Suella Braverman has admitted sending official documents from her government email to her personal email address on six separate occasions.

In a letter to the Home Affairs Select Committee, she apologised again for breaching security rules and set out her version of the events leading to her resignation under former prime minister Liz Truss.

A review undertaken by the Home Office confirmed she had used her personal email address to send an official government document and in her letter, Ms Braverman added: “I had sent official documents from my government email to my personal email address on six occasions.

“The review confirmed that all of these occasions occurred in circumstances when I was conducting Home Office meetings virtually or related to public lines to take in interviews.”

The home secretary insisted the four-page document containing high level migration policy proposals did not contain any information relating to national security and was not marked top secret.

She said the reason for sending the documents to her personal phone – a breach of the ministerial code – was because she was often joining meetings virtually and while in transit.

Ms Braverman said: “It was not possible to use a single device to conduct the meetings and read the documents at the same time. Therefore, I had occasionally and exceptionally emailed them to my personal email account so that I could read the documents in order to conduct essential government business.”

Mrs Braverman’s team maintain – as she wrote in her resignation letter – that she flagged the incident rapidly and brought it to the attention of the cabinet secretary.

Others have claimed the cabinet secretary did not find out about the breach from Mrs Braverman.

Here is the timeline of events as she has laid them out in her letter:

-7.25am: Sent an email from personal account to Rt Hon Sir John Hayes and his secretary, but entered an incorrect address, sending document to someone else “unintentionally and unknowingly”
– 9am: Went into back-to-back meetings
– 10am: Checked personal emails, saw reply to someone she does not know saying ‘this has been sent to me in error’ – “realised I had made a mistake”
– 10.02am: Replied saying “please delete and ignore.

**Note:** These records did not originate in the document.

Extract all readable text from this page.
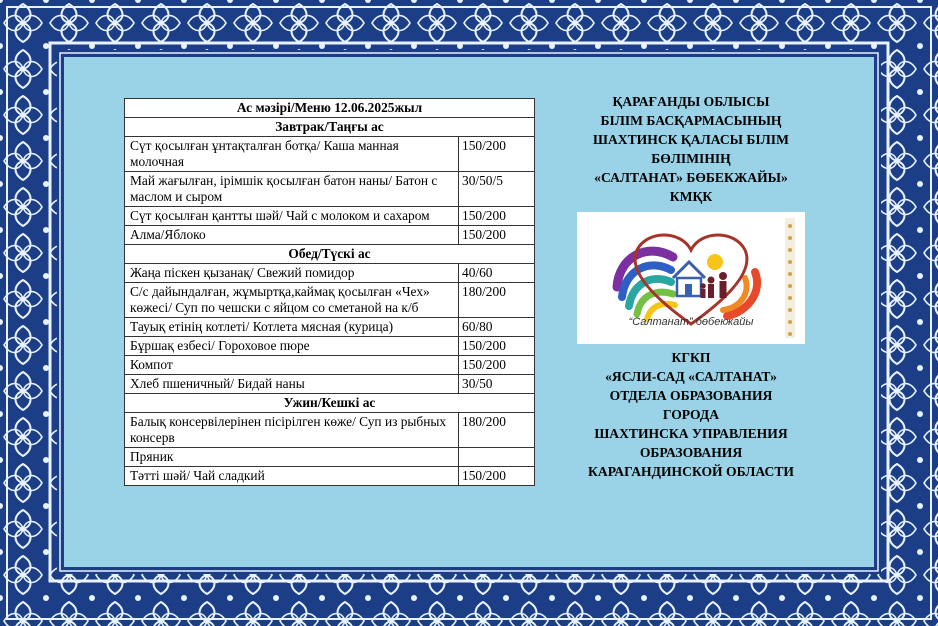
Ас мәзірі/Меню 12.06.2025жыл	
Завтрак/Таңғы ас	
Сүт қосылған ұнтақталған ботқа/ Каша манная молочная	150/200
Май жағылған, ірімшік қосылған батон наны/ Батон с маслом и сыром	30/50/5
Сүт қосылған қантты шәй/ Чай с молоком и сахаром	150/200
Алма/Яблоко	150/200
Обед/Түскі ас	
Жаңа піскен қызанақ/ Свежий помидор	40/60
С/с дайындалған, жұмыртқа,каймақ қосылған «Чех» көжесі/ Суп по чешски с яйцом со сметаной на к/б	180/200
Тауық етінің котлеті/ Котлета мясная (курица)	60/80
Бұршақ езбесі/ Гороховое пюре	150/200
Компот	150/200
Хлеб пшеничный/ Бидай наны	30/50
Ужин/Кешкі ас	
Балық консервілерінен пісірілген көже/ Суп из рыбных консерв	180/200
Пряник	
Тәтті шәй/ Чай сладкий	150/200
ҚАРАҒАНДЫ ОБЛЫСЫ
БІЛІМ БАСҚАРМАСЫНЫҢ
ШАХТИНСК ҚАЛАСЫ БІЛІМ
БӨЛІМІНІҢ
«САЛТАНАТ» БӨБЕКЖАЙЫ»
КМҚК
“Салтанат” бөбекжайы
КГКП
«ЯСЛИ-САД «САЛТАНАТ»
ОТДЕЛА ОБРАЗОВАНИЯ
ГОРОДА
ШАХТИНСКА УПРАВЛЕНИЯ
ОБРАЗОВАНИЯ
КАРАГАНДИНСКОЙ ОБЛАСТИ
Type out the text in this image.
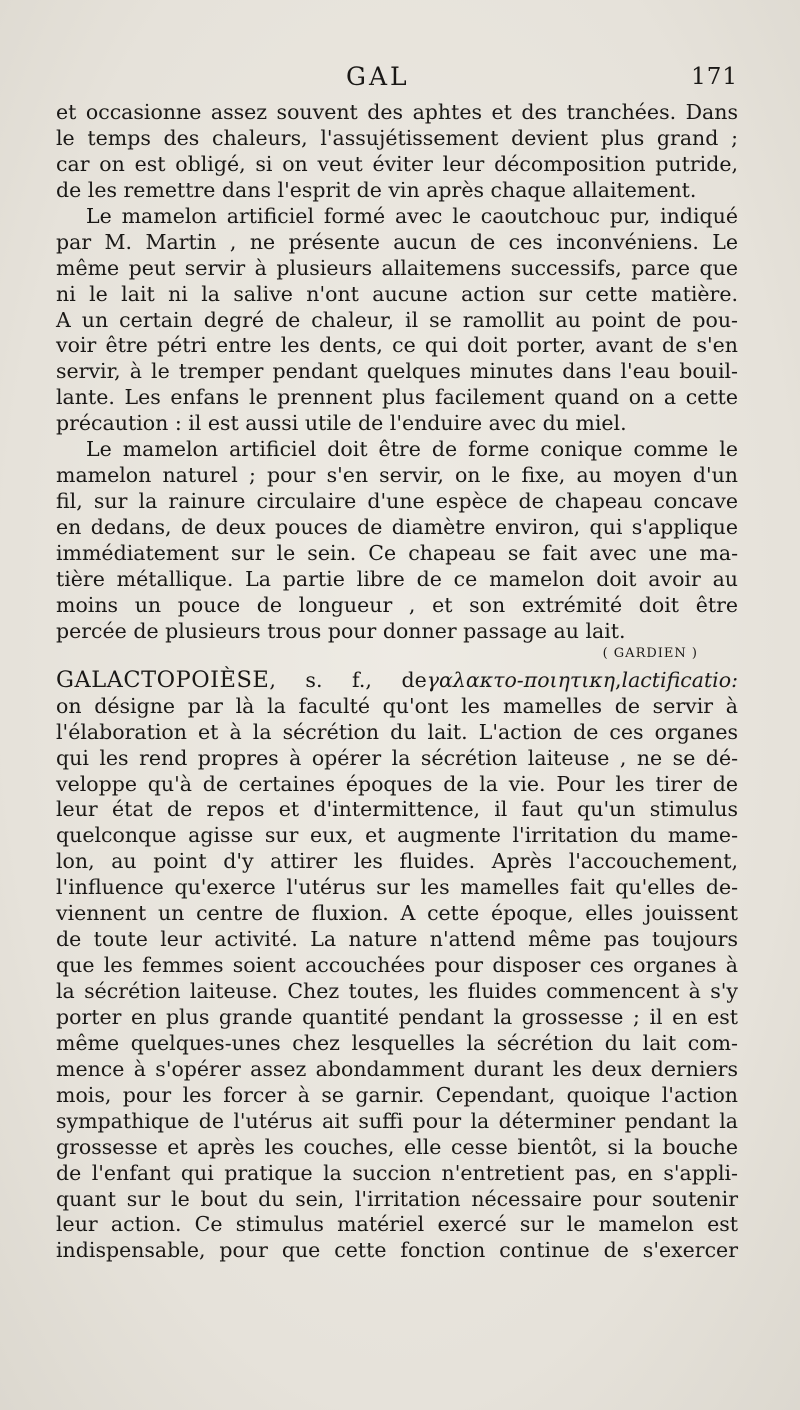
GAL	171
et occasionne assez souvent des aphtes et des tranchées. Dans
le temps des chaleurs, l'assujétissement devient plus grand ;
car on est obligé, si on veut éviter leur décomposition putride,
de les remettre dans l'esprit de vin après chaque allaitement.
Le mamelon artificiel formé avec le caoutchouc pur, indiqué
par M. Martin , ne présente aucun de ces inconvéniens. Le
même peut servir à plusieurs allaitemens successifs, parce que
ni le lait ni la salive n'ont aucune action sur cette matière.
A un certain degré de chaleur, il se ramollit au point de pou-
voir être pétri entre les dents, ce qui doit porter, avant de s'en
servir, à le tremper pendant quelques minutes dans l'eau bouil-
lante. Les enfans le prennent plus facilement quand on a cette
précaution : il est aussi utile de l'enduire avec du miel.
Le mamelon artificiel doit être de forme conique comme le
mamelon naturel ; pour s'en servir, on le fixe, au moyen d'un
fil, sur la rainure circulaire d'une espèce de chapeau concave
en dedans, de deux pouces de diamètre environ, qui s'applique
immédiatement sur le sein. Ce chapeau se fait avec une ma-
tière métallique. La partie libre de ce mamelon doit avoir au
moins un pouce de longueur , et son extrémité doit être
percée de plusieurs trous pour donner passage au lait.
( GARDIEN )
GALACTOPOIÈSE, s. f., deγαλακτο-ποιητικη,lactificatio:
on désigne par là la faculté qu'ont les mamelles de servir à
l'élaboration et à la sécrétion du lait. L'action de ces organes
qui les rend propres à opérer la sécrétion laiteuse , ne se dé-
veloppe qu'à de certaines époques de la vie. Pour les tirer de
leur état de repos et d'intermittence, il faut qu'un stimulus
quelconque agisse sur eux, et augmente l'irritation du mame-
lon, au point d'y attirer les fluides. Après l'accouchement,
l'influence qu'exerce l'utérus sur les mamelles fait qu'elles de-
viennent un centre de fluxion. A cette époque, elles jouissent
de toute leur activité. La nature n'attend même pas toujours
que les femmes soient accouchées pour disposer ces organes à
la sécrétion laiteuse. Chez toutes, les fluides commencent à s'y
porter en plus grande quantité pendant la grossesse ; il en est
même quelques-unes chez lesquelles la sécrétion du lait com-
mence à s'opérer assez abondamment durant les deux derniers
mois, pour les forcer à se garnir. Cependant, quoique l'action
sympathique de l'utérus ait suffi pour la déterminer pendant la
grossesse et après les couches, elle cesse bientôt, si la bouche
de l'enfant qui pratique la succion n'entretient pas, en s'appli-
quant sur le bout du sein, l'irritation nécessaire pour soutenir
leur action. Ce stimulus matériel exercé sur le mamelon est
indispensable, pour que cette fonction continue de s'exercer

Thanks”, then went into meetings
– 11.20am: Met two constituents
– 11.50am: Bumped into then Chief Whip Wendy Morton and Andrew Percy MP “by coincidence” who said my email had gone to a member of his staff and “he was concerned”
– 12pm: Returned to parliamentary office to “take action regarding my mistake”

In her letter, Ms Braverman said when she realised she had sent the email to a staffer of MP Andrew Percy by accident, she “decided to inform my officials as soon as practicable”.

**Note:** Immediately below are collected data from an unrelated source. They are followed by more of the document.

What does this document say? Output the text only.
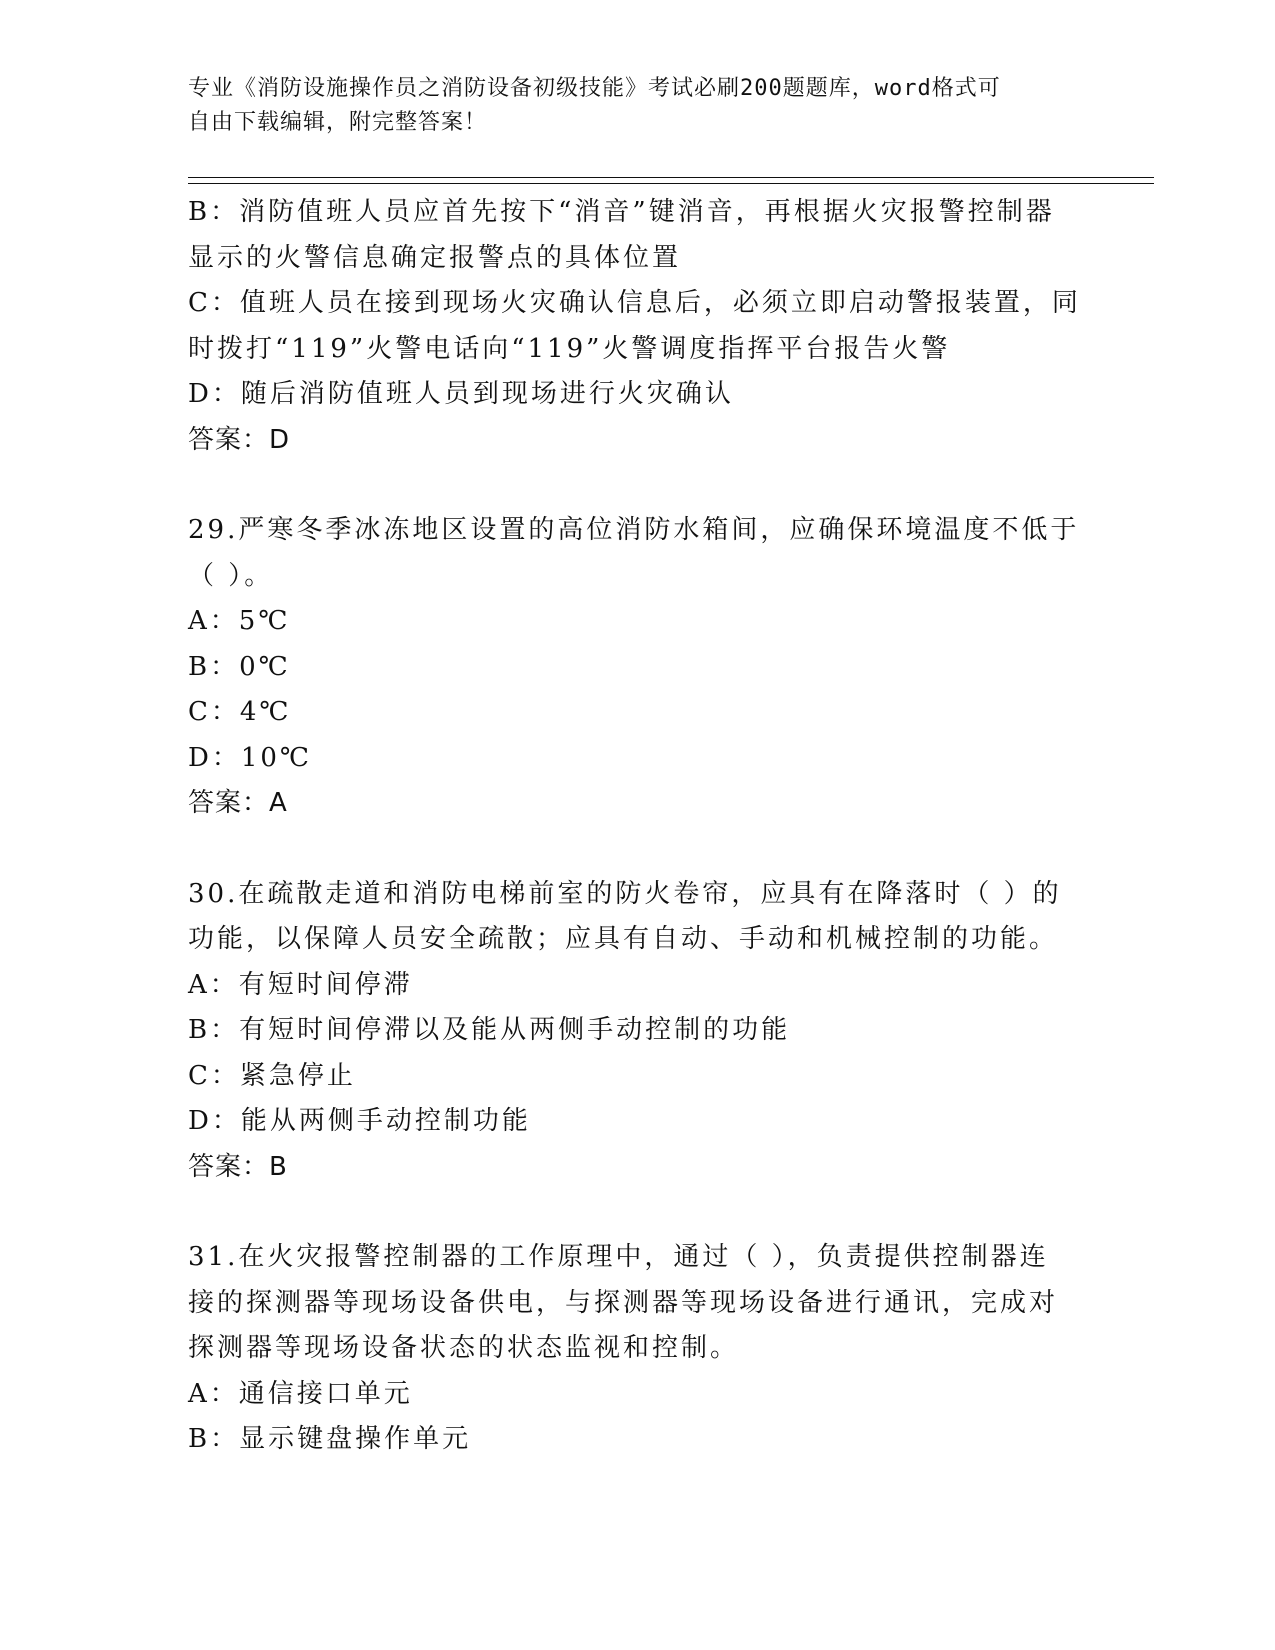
专业《消防设施操作员之消防设备初级技能》考试必刷200题题库，word格式可
自由下载编辑，附完整答案！
B：消防值班人员应首先按下“消音”键消音，再根据火灾报警控制器
显示的火警信息确定报警点的具体位置
C：值班人员在接到现场火灾确认信息后，必须立即启动警报装置，同
时拨打“119”火警电话向“119”火警调度指挥平台报告火警
D：随后消防值班人员到现场进行火灾确认
答案：D
29.严寒冬季冰冻地区设置的高位消防水箱间，应确保环境温度不低于
（ ）。
A：5℃
B：0℃
C：4℃
D：10℃
答案：A
30.在疏散走道和消防电梯前室的防火卷帘，应具有在降落时（ ）的
功能，以保障人员安全疏散；应具有自动、手动和机械控制的功能。
A：有短时间停滞
B：有短时间停滞以及能从两侧手动控制的功能
C：紧急停止
D：能从两侧手动控制功能
答案：B
31.在火灾报警控制器的工作原理中，通过（ ），负责提供控制器连
接的探测器等现场设备供电，与探测器等现场设备进行通讯，完成对
探测器等现场设备状态的状态监视和控制。
A：通信接口单元
B：显示键盘操作单元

But before informing the civil service, she said she bumped into the chief whip and Mr Percy, who raised his concerns to her.

After this meeting, Ms Braverman asked a special adviser to tell the private secretary what happened.

Prime Minister Rishi Sunak has been criticised for the reappointment of MS Braverman as home secretary, a week after she resigned over the security breaches.

In the letter, Ms Braverman said she had apologised to Mr Sunak when he entered No 10 and publicly repeated that apology.

“In my appointment discussion with the new prime minister, I raised this mistake and apologised to him, and would like to do so again here,” she said.

“I also gave the prime pinister assurances that I would not use my personal email for official business and reaffirmed my understanding of and adherence to the Ministerial Code.”